We drove south of the Salton Sea through some seriously agricultural areas in the Imperial valley near Westmorland.
Huge fields of hay and lots of rows of leafy things that we couldn't identify at highway speeds. Many of the fields were being flooded, attracting lots of birds.
We drove through tiny, seriously depressed Niland, California and turned down its Main street heading for Salvation Mountain. It was the vision and passion of a local man, Leonard Knight (recently deceased). Salvation Mountain was his tribute to God with a simple and powerful message "God is Love".
His folk art masterpiece covers the end of a hill in the Colorado Desert several miles from the shore of the Salton Sea, and at the entrance of an area called "The Slabs" (another post.....)
It is constructed of locally made adobe and donated paint, 50 feet high and about 150 wide. Mr. Knight proudly greeted any and all visitors to his mountain and in his memory all are welcome to visit, crawl over and under and inside it, take photographs and enjoy his creation. Donations of paint are gratefully accepted.
|Mr.

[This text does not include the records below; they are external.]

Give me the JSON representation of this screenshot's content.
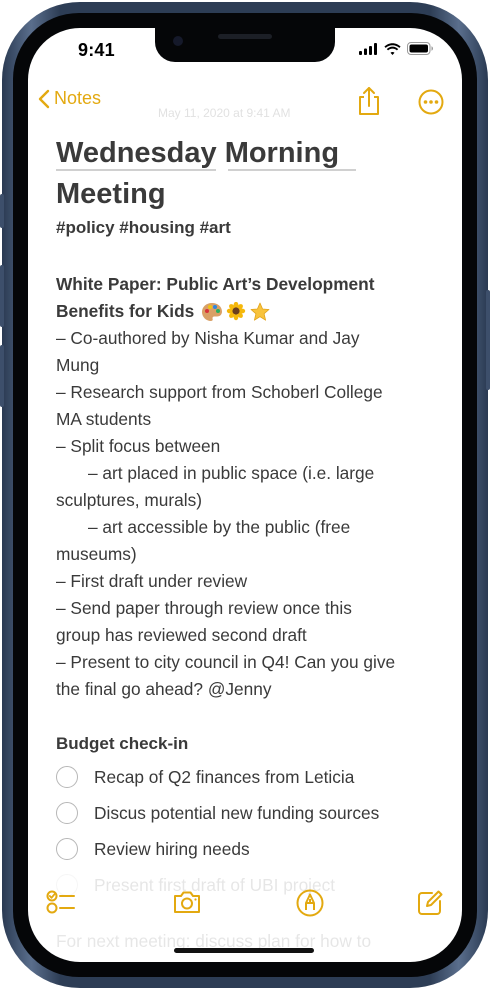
{
  "status_bar": {
    "time": "9:41"
  },
  "nav": {
    "back_label": "Notes",
    "ghost_date": "May 11, 2020 at 9:41 AM"
  },
  "note": {
    "title_line1": "Wednesday Morning",
    "title_line2": "Meeting",
    "tags": "#policy #housing #art",
    "body": {
      "heading_line1": "White Paper: Public Art’s Development",
      "heading_line2": "Benefits for Kids",
      "lines": [
        "– Co-authored by Nisha Kumar and Jay",
        "Mung",
        "– Research support from Schoberl College",
        "MA students",
        "– Split focus between",
        "– art placed in public space (i.e. large",
        "sculptures, murals)",
        "– art accessible by the public (free",
        "museums)",
        "– First draft under review",
        "– Send paper through review once this",
        "group has reviewed second draft",
        "– Present to city council in Q4! Can you give",
        "the final go ahead? @Jenny"
      ]
    },
    "budget": {
      "heading": "Budget check-in",
      "items": [
        "Recap of Q2 finances from Leticia",
        "Discus potential new funding sources",
        "Review hiring needs",
        "Present first draft of UBI project"
      ]
    },
    "faded_footer": "For next meeting: discuss plan for how to"
  },
  "toolbar": {
    "items": [
      "checklist-icon",
      "camera-icon",
      "markup-icon",
      "compose-icon"
    ]
  },
  "colors": {
    "accent": "#e3a910",
    "text": "#3a3a3a",
    "frame": "#2d3d55"
  }
}
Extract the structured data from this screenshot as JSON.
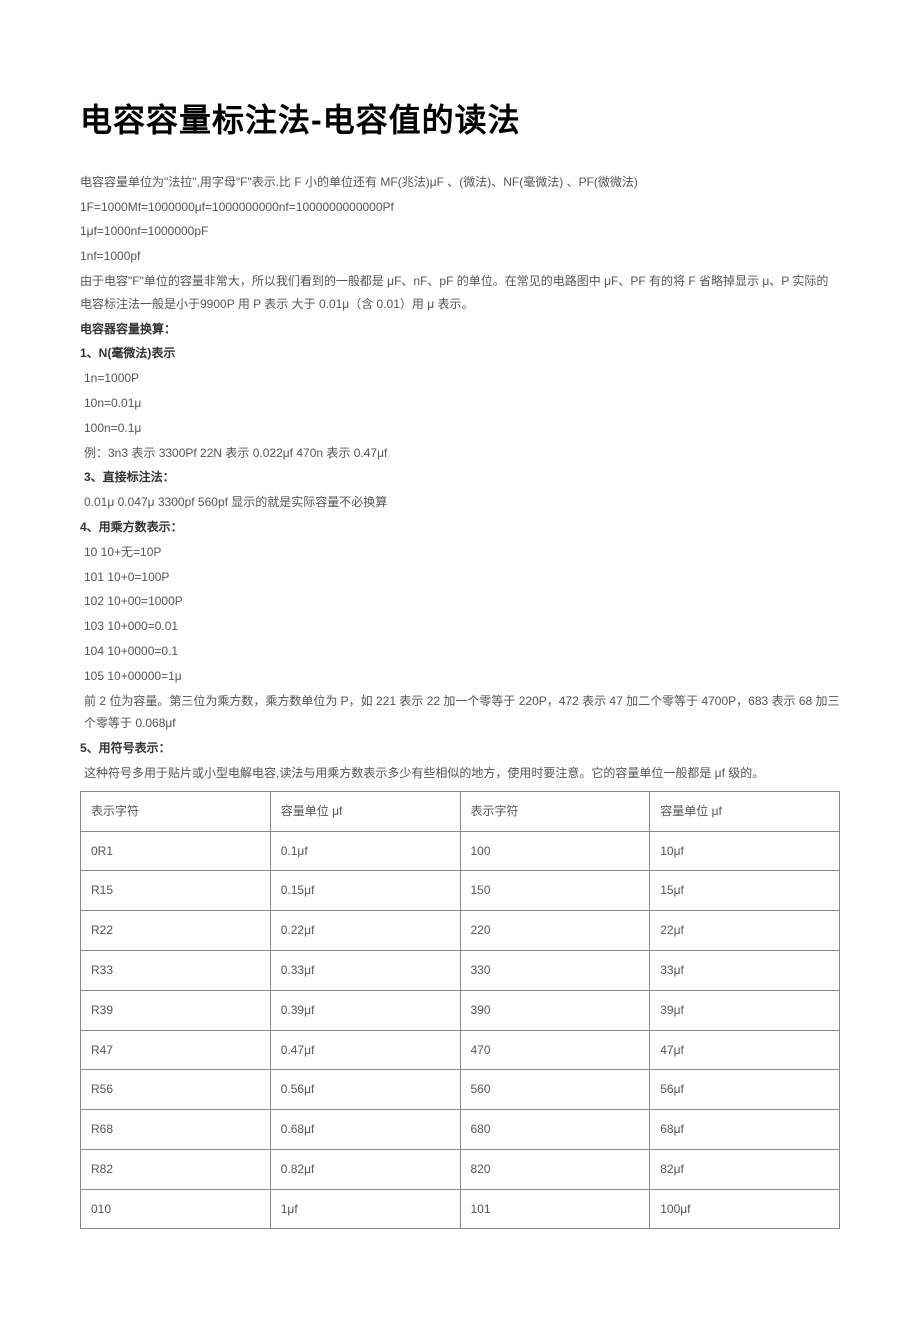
{
  "title": "电容容量标注法-电容值的读法",
  "intro": [
    "电容容量单位为\"法拉\",用字母\"F\"表示.比 F 小的单位还有 MF(兆法)μF 、(微法)、NF(毫微法) 、PF(微微法)",
    "1F=1000Mf=1000000μf=1000000000nf=1000000000000Pf",
    "1μf=1000nf=1000000pF",
    "1nf=1000pf",
    "由于电容\"F\"单位的容量非常大，所以我们看到的一般都是 μF、nF、pF 的单位。在常见的电路图中 μF、PF 有的将 F 省略掉显示 μ、P 实际的电容标注法一般是小于9900P 用 P 表示  大于 0.01μ（含 0.01）用 μ 表示。"
  ],
  "section_conv_title": "电容器容量换算：",
  "section1": {
    "title": "1、N(毫微法)表示",
    "lines": [
      "1n=1000P",
      "10n=0.01μ",
      "100n=0.1μ",
      "例：3n3 表示 3300Pf  22N 表示 0.022μf   470n 表示 0.47μf"
    ]
  },
  "section3": {
    "title": "3、直接标注法：",
    "lines": [
      "0.01μ 0.047μ  3300pf  560pf  显示的就是实际容量不必换算"
    ]
  },
  "section4": {
    "title": "4、用乘方数表示：",
    "lines": [
      "10  10+无=10P",
      "101 10+0=100P",
      "102 10+00=1000P",
      "103 10+000=0.01",
      "104 10+0000=0.1",
      "105 10+00000=1μ",
      "前 2 位为容量。第三位为乘方数，乘方数单位为 P，如 221 表示 22 加一个零等于 220P，472 表示 47 加二个零等于 4700P，683 表示 68 加三个零等于 0.068μf"
    ]
  },
  "section5": {
    "title": "5、用符号表示：",
    "desc": "这种符号多用于贴片或小型电解电容,读法与用乘方数表示多少有些相似的地方，使用时要注意。它的容量单位一般都是 μf 级的。",
    "headers": [
      "表示字符",
      "容量单位  μf",
      "表示字符",
      "容量单位  μf"
    ],
    "rows": [
      [
        "0R1",
        "0.1μf",
        "100",
        "10μf"
      ],
      [
        "R15",
        "0.15μf",
        "150",
        "15μf"
      ],
      [
        "R22",
        "0.22μf",
        "220",
        "22μf"
      ],
      [
        "R33",
        "0.33μf",
        "330",
        "33μf"
      ],
      [
        "R39",
        "0.39μf",
        "390",
        "39μf"
      ],
      [
        "R47",
        "0.47μf",
        "470",
        "47μf"
      ],
      [
        "R56",
        "0.56μf",
        "560",
        "56μf"
      ],
      [
        "R68",
        "0.68μf",
        "680",
        "68μf"
      ],
      [
        "R82",
        "0.82μf",
        "820",
        "82μf"
      ],
      [
        "010",
        "1μf",
        "101",
        "100μf"
      ]
    ]
  }
}
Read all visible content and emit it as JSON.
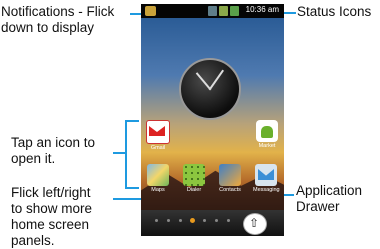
{
  "callouts": {
    "notifications": [
      "Notifications - Flick",
      "down to display"
    ],
    "status_icons": "Status Icons",
    "tap_icon": [
      "Tap an icon to",
      "open it."
    ],
    "flick": [
      "Flick left/right",
      "to show more",
      "home screen",
      "panels."
    ],
    "drawer": [
      "Application",
      "Drawer"
    ]
  },
  "phone": {
    "time": "10:36 am",
    "apps": [
      "Gmail",
      "Market",
      "Maps",
      "Dialer",
      "Contacts",
      "Messaging"
    ]
  },
  "colors": {
    "callout_line": "#1e9ae0"
  }
}
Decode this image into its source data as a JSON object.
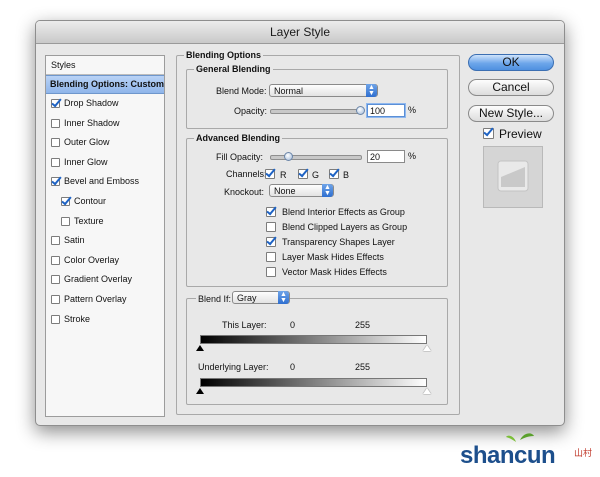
{
  "window": {
    "title": "Layer Style"
  },
  "sidebar": {
    "heading": "Styles",
    "items": [
      {
        "label": "Blending Options: Custom",
        "selected": true
      },
      {
        "label": "Drop Shadow",
        "checked": true
      },
      {
        "label": "Inner Shadow",
        "checked": false
      },
      {
        "label": "Outer Glow",
        "checked": false
      },
      {
        "label": "Inner Glow",
        "checked": false
      },
      {
        "label": "Bevel and Emboss",
        "checked": true
      },
      {
        "label": "Contour",
        "checked": true,
        "sub": true
      },
      {
        "label": "Texture",
        "checked": false,
        "sub": true
      },
      {
        "label": "Satin",
        "checked": false
      },
      {
        "label": "Color Overlay",
        "checked": false
      },
      {
        "label": "Gradient Overlay",
        "checked": false
      },
      {
        "label": "Pattern Overlay",
        "checked": false
      },
      {
        "label": "Stroke",
        "checked": false
      }
    ]
  },
  "blending_options": {
    "title": "Blending Options",
    "general": {
      "title": "General Blending",
      "blend_mode_label": "Blend Mode:",
      "blend_mode_value": "Normal",
      "opacity_label": "Opacity:",
      "opacity_value": "100",
      "percent": "%"
    },
    "advanced": {
      "title": "Advanced Blending",
      "fill_opacity_label": "Fill Opacity:",
      "fill_opacity_value": "20",
      "percent": "%",
      "channels_label": "Channels:",
      "channel_r": "R",
      "channel_g": "G",
      "channel_b": "B",
      "knockout_label": "Knockout:",
      "knockout_value": "None",
      "options": [
        {
          "label": "Blend Interior Effects as Group",
          "checked": true
        },
        {
          "label": "Blend Clipped Layers as Group",
          "checked": false
        },
        {
          "label": "Transparency Shapes Layer",
          "checked": true
        },
        {
          "label": "Layer Mask Hides Effects",
          "checked": false
        },
        {
          "label": "Vector Mask Hides Effects",
          "checked": false
        }
      ]
    },
    "blend_if": {
      "label": "Blend If:",
      "value": "Gray",
      "this_layer_label": "This Layer:",
      "this_layer_min": "0",
      "this_layer_max": "255",
      "underlying_label": "Underlying Layer:",
      "underlying_min": "0",
      "underlying_max": "255"
    }
  },
  "buttons": {
    "ok": "OK",
    "cancel": "Cancel",
    "new_style": "New Style..."
  },
  "preview": {
    "label": "Preview",
    "checked": true
  },
  "watermark": {
    "text": "shancun",
    "sub": "山村"
  },
  "colors": {
    "accent": "#2f6fd0",
    "selection": "#9ebfee"
  }
}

Knight lived here where he could wake and see his mountain|
|his "home" is parked directly in front of the mountain|
We were happy to see that someone has taken over the stewardship of this gem and is at work repairing and repainting areas where the harsh desert climate has taken its toll.
In addition to his religious themes, he has painted flowers, birds, trees, and fanciful geometric shapes in a riot of bright color. Its hard to describe, one really needs to experience it.
|Dave stands atop and looks out over the slabs|
|back of a work in progress|
|hay bales and tree trunks and paint|
|simple building materials|
|follow the yellow brick road.....|
The inside was as fanciful as the outside. Tiny rooms filled with paintings and left offerings. Huge neon rooms filled with tree trunks and flowers. I felt like Alice in Wonderland.
Salvation Mountain was proclaimed a "national treasure" by the Congressional
Record of the United States and the Folk Art Society of America declared it "a folk art site worthy of protection and preservation".
|a tired worker?|
All in the middle of nowhere, in the dusty brown desert.